Перстень с руки императора Николая II

    Вечером 7 июня 1927 года в Варшаве из вокзального ресторана вышли два господина в котелках. Они плотно поужинали, запили добрым вином и вышли прогуляться по безлюдной платформе. Здесь их никто не услышит. Посол СССР а Англии Аркадий Розенгольц возвращался в Москву, его провожал посол СССР в Польше Пётр Войков. Положение последнего было более чем сложным. Он промотал много денег, отпущенных Москвой для проведения подрывной работы и оплаты тайным осведомителям. Шифром он сообщил в Москву, что деньги случайно сгорели при уничтожении совершенно секретных бумаг, и ссылался на свидетеля, шифровальщика посольства, однако тот подтвердить этот факт отказался. Войков просил Розенгольца в наркомате уговорить руководство списать недостачу на непредвиденные расходы…

   За конфиденциальным разговором они не заметили, что их догоняет худощавый, скромно одетый юноша. Подойдя ближе, молодой человек неожиданно выхватил пистолет и стал стрелять в Войкова. С первыми выстрелами Розенгольц спрыгнул с платформы на железнодорожный путь и оттуда стал стрелять в молодого террориста, но промахнулся. Неумело стрелял и террорист. Из шести выстрелов только две пули попали в цель. Войков упал на асфальт перрона. На безжизненной руке посла сверкал перстень с красным рубином…
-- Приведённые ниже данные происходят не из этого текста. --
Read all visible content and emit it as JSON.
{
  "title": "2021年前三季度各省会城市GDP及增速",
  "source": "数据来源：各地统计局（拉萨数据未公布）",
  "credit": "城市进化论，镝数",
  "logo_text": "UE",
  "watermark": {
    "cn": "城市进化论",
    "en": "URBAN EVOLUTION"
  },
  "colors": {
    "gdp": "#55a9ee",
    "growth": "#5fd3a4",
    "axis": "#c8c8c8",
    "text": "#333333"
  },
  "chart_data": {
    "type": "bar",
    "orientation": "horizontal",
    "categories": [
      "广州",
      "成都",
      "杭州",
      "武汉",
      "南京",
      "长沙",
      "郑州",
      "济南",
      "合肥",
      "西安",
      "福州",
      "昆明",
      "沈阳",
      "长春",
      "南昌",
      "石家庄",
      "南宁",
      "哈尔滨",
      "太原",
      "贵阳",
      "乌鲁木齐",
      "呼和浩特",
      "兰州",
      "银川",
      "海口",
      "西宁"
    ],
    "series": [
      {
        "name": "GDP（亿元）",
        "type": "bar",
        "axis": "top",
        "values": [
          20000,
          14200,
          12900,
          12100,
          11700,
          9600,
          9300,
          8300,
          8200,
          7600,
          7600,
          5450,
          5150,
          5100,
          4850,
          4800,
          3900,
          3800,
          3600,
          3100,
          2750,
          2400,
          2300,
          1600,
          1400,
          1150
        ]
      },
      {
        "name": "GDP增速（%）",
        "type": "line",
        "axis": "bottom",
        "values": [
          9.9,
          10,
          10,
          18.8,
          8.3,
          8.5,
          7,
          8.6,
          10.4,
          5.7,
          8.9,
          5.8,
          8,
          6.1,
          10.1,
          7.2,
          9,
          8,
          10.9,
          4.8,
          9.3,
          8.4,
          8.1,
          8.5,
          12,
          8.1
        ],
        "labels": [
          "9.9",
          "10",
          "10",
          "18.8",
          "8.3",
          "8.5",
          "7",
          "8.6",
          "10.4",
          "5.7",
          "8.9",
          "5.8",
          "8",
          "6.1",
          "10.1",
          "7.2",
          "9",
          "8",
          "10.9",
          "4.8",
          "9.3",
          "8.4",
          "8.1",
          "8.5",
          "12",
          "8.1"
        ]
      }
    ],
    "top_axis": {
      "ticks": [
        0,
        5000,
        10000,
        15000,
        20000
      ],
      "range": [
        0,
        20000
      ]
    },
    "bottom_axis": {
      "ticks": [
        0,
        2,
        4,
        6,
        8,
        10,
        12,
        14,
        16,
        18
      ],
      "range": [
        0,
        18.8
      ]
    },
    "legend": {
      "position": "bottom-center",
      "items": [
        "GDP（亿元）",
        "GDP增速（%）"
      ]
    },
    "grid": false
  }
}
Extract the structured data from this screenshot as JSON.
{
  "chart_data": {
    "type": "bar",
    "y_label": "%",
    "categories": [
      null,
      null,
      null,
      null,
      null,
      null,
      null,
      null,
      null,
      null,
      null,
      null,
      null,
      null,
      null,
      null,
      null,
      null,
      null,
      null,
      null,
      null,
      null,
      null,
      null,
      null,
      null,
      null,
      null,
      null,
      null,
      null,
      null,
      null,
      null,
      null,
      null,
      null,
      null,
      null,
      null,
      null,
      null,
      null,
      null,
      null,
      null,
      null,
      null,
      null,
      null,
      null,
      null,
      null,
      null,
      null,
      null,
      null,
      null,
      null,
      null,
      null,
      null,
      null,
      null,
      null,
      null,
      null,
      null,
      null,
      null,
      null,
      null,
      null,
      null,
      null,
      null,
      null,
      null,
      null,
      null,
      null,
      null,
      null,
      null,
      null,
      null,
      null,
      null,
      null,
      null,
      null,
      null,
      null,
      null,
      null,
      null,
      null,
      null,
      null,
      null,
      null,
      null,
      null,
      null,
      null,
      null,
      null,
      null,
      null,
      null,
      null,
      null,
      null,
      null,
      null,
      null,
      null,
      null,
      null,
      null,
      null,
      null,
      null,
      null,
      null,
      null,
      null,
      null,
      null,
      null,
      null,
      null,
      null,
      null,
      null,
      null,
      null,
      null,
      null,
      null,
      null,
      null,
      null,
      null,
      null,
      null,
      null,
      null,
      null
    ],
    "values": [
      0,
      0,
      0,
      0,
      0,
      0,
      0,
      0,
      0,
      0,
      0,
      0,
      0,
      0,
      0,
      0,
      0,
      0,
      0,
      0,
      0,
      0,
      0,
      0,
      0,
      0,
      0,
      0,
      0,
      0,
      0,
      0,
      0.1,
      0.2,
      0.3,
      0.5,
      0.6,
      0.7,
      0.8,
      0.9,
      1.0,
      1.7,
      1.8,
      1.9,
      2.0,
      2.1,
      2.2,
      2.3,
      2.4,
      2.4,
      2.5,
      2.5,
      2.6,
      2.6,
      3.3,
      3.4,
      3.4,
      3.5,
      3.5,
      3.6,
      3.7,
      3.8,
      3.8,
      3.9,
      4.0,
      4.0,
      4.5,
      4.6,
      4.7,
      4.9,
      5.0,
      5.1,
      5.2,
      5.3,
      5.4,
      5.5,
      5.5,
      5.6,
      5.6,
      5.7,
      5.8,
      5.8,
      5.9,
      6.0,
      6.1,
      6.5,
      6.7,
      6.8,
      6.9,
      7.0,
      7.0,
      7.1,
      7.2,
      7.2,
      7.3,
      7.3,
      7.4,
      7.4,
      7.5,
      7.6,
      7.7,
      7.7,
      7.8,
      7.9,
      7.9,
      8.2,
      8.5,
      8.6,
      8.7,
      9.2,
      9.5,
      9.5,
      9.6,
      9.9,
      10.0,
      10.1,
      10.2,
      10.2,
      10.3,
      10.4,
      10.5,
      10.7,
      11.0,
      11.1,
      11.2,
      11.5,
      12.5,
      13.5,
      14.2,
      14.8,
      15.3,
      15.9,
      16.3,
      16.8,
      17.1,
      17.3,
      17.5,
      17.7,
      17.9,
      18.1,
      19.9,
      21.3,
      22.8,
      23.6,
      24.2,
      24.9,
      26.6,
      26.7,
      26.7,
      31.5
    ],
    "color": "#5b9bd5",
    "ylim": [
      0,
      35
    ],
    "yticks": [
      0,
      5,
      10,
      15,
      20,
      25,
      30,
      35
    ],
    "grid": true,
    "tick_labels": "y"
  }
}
    Дежурившие на вокзале полицейские Домбровский и Ясинский бросились к месту происшествия и без труда задержали юношу, который, не предприняв даже малейшей попытки скрыться, добровольно отдал оружие.

    На вопросы задержанный ответил, что он – Коверда Борис, 19 лет, русский, православный, уроженец Вильно, приехал в Варшаву с единственной целью: убить Войкова и тем отомстить за распятую Россию, за миллионы убитых и замученных людей. Следствие установило, что семья Коверды во время Первой мировой войны, когда немецкие войска подходили к Вильно, была эвакуирована в Самару. После Октябрьского переворота семья оказалась в зоне боевых действии Гражданской войны. Десятилетний Борис видел, как чекисты Лациса расстреливали на льду Волги мирных жителей, заложников и вместе с ними расстреляли приятеля его отца, а затем двоюродного брата-ровесника. С большим трудом семье удалось вырваться обратно в Польшу. Здесь они жили в крайней нужде, продавали носильные вещи, чтобы не умереть с голоду.

    Борис хорошо учился в Виленской гимназии, а с 16 лет стал совмещать учёбу с работой корректора и экспедитора в еженедельной газете «Белорусское слово». Из-за безработицы семья жила на деньги, которые зарабатывал юноша. Все, кто его знал, характеризовали Коверду как исключительно скромного, мягкого и впечатлительного человека, но идейного, не бросающего слова на ветер. Примерно за год до случившегося Коверда высказывал желание тайно пробраться в Советскую Россию и там начать борьбу за свержение враждебного режима.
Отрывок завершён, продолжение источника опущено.